Researchers have discovered that today’s vehicle computers are reasonably susceptible to hacker attacks. Without any special knowledge about the cars, researchers were able to take control of the door locks, disable the brakes and even stop its engine, among other things.

This is thanks to cars’ increasing dependency on computers to perform basic functions. Computer can now do everything from wipe the windshield to maintain tire pressure. Researchers say the typical luxury sedan just rolling off the assembly line has about 100 megabytes of code to control 50 to 70 computers inside the car. Some luxury cars have 100 million lines of software code, compared to only 1.7 million lines on a U.S. Air Force jet fighter.

Using homemade hacking software they dubbed "CarShark," Washington-San Diego researchers in lab and road tests "demonstrate the ability to adversarially control a wide range of automotive functions and completely ignore driver input – including disabling the brakes, selectively braking individual wheels on demand, stopping the engine, and so on," the researchers wrote.

Wonderful.
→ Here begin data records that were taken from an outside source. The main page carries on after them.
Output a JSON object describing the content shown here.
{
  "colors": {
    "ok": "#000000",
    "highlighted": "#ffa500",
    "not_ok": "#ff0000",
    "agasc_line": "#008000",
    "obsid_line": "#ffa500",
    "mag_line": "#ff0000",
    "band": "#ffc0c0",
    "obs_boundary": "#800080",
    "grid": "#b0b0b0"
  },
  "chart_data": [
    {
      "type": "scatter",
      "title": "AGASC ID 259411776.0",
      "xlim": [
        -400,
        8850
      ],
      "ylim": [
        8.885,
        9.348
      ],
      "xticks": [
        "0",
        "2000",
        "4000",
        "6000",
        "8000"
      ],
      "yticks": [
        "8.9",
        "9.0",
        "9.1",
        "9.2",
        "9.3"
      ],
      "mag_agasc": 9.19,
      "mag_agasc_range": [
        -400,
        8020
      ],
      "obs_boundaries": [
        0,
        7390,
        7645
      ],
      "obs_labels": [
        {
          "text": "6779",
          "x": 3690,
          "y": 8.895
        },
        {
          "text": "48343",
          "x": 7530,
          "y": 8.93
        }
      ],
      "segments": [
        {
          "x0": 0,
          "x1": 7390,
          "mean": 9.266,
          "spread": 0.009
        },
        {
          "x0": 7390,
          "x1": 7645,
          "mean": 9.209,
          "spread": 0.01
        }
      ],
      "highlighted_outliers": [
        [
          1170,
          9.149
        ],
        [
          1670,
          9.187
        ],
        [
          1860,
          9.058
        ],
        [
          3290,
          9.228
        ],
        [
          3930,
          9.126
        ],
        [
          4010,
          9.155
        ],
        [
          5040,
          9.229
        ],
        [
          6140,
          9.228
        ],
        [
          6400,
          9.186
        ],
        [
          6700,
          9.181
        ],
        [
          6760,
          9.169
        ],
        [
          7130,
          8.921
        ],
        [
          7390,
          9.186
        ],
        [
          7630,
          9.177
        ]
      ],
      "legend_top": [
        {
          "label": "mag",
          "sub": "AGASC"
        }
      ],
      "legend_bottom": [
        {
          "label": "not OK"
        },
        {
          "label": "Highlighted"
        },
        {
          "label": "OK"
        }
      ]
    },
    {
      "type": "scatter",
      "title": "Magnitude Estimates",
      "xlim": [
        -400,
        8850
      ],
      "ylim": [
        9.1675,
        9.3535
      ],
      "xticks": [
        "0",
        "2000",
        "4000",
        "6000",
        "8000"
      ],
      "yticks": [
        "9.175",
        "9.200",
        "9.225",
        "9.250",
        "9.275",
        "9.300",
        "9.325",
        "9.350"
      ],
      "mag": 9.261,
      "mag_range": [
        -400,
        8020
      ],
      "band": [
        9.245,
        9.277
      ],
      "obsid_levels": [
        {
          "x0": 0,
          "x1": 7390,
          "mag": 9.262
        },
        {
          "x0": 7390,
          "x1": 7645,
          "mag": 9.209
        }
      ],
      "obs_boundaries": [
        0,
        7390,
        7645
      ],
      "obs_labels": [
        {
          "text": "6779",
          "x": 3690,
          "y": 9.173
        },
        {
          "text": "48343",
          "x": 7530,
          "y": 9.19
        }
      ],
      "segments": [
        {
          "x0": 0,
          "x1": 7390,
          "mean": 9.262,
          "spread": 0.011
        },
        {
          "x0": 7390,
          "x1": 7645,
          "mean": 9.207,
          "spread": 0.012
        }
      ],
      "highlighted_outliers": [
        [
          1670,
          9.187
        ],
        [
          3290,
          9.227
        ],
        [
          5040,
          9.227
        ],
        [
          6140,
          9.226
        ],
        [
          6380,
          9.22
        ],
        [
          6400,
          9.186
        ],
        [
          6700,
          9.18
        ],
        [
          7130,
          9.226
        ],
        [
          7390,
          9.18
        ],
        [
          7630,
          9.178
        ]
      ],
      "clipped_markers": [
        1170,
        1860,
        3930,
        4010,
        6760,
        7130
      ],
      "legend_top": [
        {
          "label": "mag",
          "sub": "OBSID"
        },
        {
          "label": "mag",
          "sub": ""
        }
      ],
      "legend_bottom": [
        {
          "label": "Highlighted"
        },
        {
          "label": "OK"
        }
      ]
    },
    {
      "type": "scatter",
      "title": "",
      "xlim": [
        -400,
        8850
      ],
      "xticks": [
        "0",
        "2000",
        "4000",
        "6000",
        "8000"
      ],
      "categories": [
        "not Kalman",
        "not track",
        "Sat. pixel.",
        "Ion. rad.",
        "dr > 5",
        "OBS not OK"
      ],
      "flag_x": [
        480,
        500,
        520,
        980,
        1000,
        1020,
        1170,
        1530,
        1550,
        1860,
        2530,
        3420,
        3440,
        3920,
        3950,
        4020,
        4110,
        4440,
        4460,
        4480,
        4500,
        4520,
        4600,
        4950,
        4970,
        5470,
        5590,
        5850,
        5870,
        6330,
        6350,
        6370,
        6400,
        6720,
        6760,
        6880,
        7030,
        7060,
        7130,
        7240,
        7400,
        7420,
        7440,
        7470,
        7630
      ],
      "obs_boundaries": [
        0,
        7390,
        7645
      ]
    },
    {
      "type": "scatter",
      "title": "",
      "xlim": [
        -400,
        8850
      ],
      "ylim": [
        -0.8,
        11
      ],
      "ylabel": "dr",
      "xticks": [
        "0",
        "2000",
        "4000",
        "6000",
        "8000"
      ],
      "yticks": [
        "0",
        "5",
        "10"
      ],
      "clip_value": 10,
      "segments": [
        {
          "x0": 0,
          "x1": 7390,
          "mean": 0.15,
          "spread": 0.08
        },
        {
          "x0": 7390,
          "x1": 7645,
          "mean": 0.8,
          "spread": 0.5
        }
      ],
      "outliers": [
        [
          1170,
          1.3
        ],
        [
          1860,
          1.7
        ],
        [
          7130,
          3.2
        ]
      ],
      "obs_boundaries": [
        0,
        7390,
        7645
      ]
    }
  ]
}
So car hacking could turn into car jacking in the wrong hands. Picture being inside your car at an intersection someday and Mr. Thug standing next to your car can turn off your engine and unlock your doors. You are not in control - Mr. Thug and Mr. Computer are.

“Open the pod bay doors please, Hal.”
“I’m sorry Dave, I’m afraid I can’t do that.”


5 comments:

james said...

bugs=true

New meaning to "Blue Screen of Death?"

Assistant Village Idiot said...

Let me make this worse.

Insulin pumps.

Pacemakers.

Retriever said...

Just imagine the entrepreneurial possibilities. One could advertise complete hacker blocking kits (to shield computers or disrupt external signals to the car--of course these would mess up Soccer Mom's iPHone as she is messaging while driving). Or software to load onto your car to protect against hackers (like on your PC). Or "Hal" like recognition of unusual commands form outside that would ask you permission to obey such commands...(ie: "are you SURE you want to open the doors at an intersection in the middle of a drug neighborhood?"

Sponge-headed ScienceMan said...

Retriever - You raise some interesting consequences with the hacking blocker ideas. I'm already constantly cheesed at nanny Microsoft everytime one of those stupid pop-up windows asks me if I REALLY want delete that file (or whatever). I can imagine my blood boiling over when my new upscale car keeps me standing in January's driving sleet and slush because it can't recognize my voice through my chest cold. Brave new world indeed.